Abstract:
Objective To compare the clinical efficacy of patients with portal hypertension (PHT) combined with esophageal and gastric varices bleeding (EGVB) by modified Sugiura surgery and selective devascularization.
Methods From September 2005 to December 2019, 45 patients underwent modified Sugiura surgery (modified group) and 65 patients underwent selective devascularization (selected group). the clinical data of these patients were collected. The cumulative survival rate, rebleeding rate, and remission rate of esophageal and gastric varices were retrospectively analyzed.

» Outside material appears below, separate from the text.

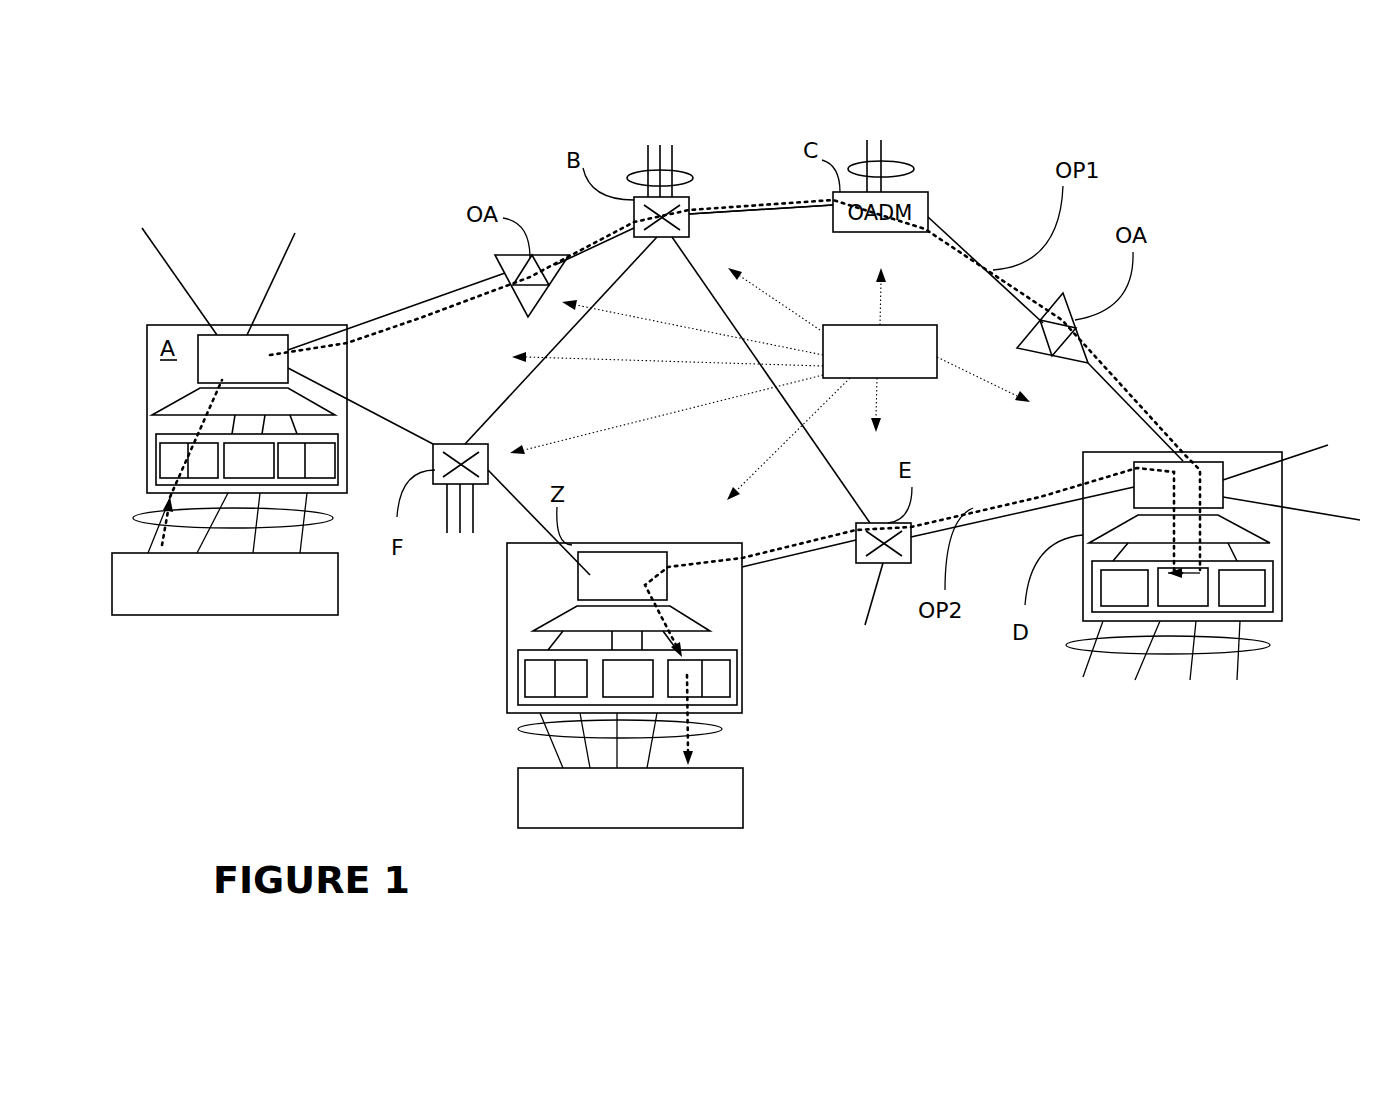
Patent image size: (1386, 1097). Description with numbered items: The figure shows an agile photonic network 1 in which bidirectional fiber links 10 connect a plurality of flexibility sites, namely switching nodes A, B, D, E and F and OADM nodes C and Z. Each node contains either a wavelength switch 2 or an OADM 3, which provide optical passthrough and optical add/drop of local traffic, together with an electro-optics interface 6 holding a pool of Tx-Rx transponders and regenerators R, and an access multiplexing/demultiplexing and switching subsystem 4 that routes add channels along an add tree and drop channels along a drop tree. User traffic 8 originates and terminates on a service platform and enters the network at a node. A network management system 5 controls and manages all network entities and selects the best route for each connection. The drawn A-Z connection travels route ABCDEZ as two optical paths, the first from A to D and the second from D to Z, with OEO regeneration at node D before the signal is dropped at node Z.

Results In the short term (within 3 months), the postoperative mortality rate in the modified and selected groups was 2.22% and 1.54%, respectively. There was no significant difference in the incidence of recent complications and mortality after surgery between the two groups. The final follow-up date was Dec 1, 2019. In the modified group, the cumulative 1-, 3-, and 5-year survival rates were 97.14%, 84.62%, and 78.26%; the cumulative 1-, 3-, and 5-year rebleeding rates were 2.78%, 12.00%, and 18.18%; at the three to six months after surgery, 1 year after surgery, and until the final follow-up date, esophageal and gastric varices remission rate was 92.68%, 87.80%, and 82.93%, respectively. In the selected group, the cumulative 1-, 3-, and 5-year survival rates were 98.00%, 89.19%, and 71.43%; the cumulative 1-, 3-, and 5-year rebleeding rates were 3.85%, 21.95%, and 43.75%; at the three to six months after surgery, 1 year after surgery, and until the final follow-up date, esophageal and gastric varices remission rate was 92.86%, 87.50%, and 64.29%, respectively. There was no significant difference in the cumulative survival rate and incidence of complication between the two groups. There were significant differences in the cumulative rebleeding rate and esophageal and gastric varices remission rate between the two groups (P < 0.05).
Conclusions Both types of devascularization are effective methods for the patients with PHT combined with EGVB, and have similar short and long-term prognosises. Howere, for patients with moderate or severe esophageal and gastric varices combined with a history of bleeding, the modified Sugiura surgery has better long-term effect and should be selected first.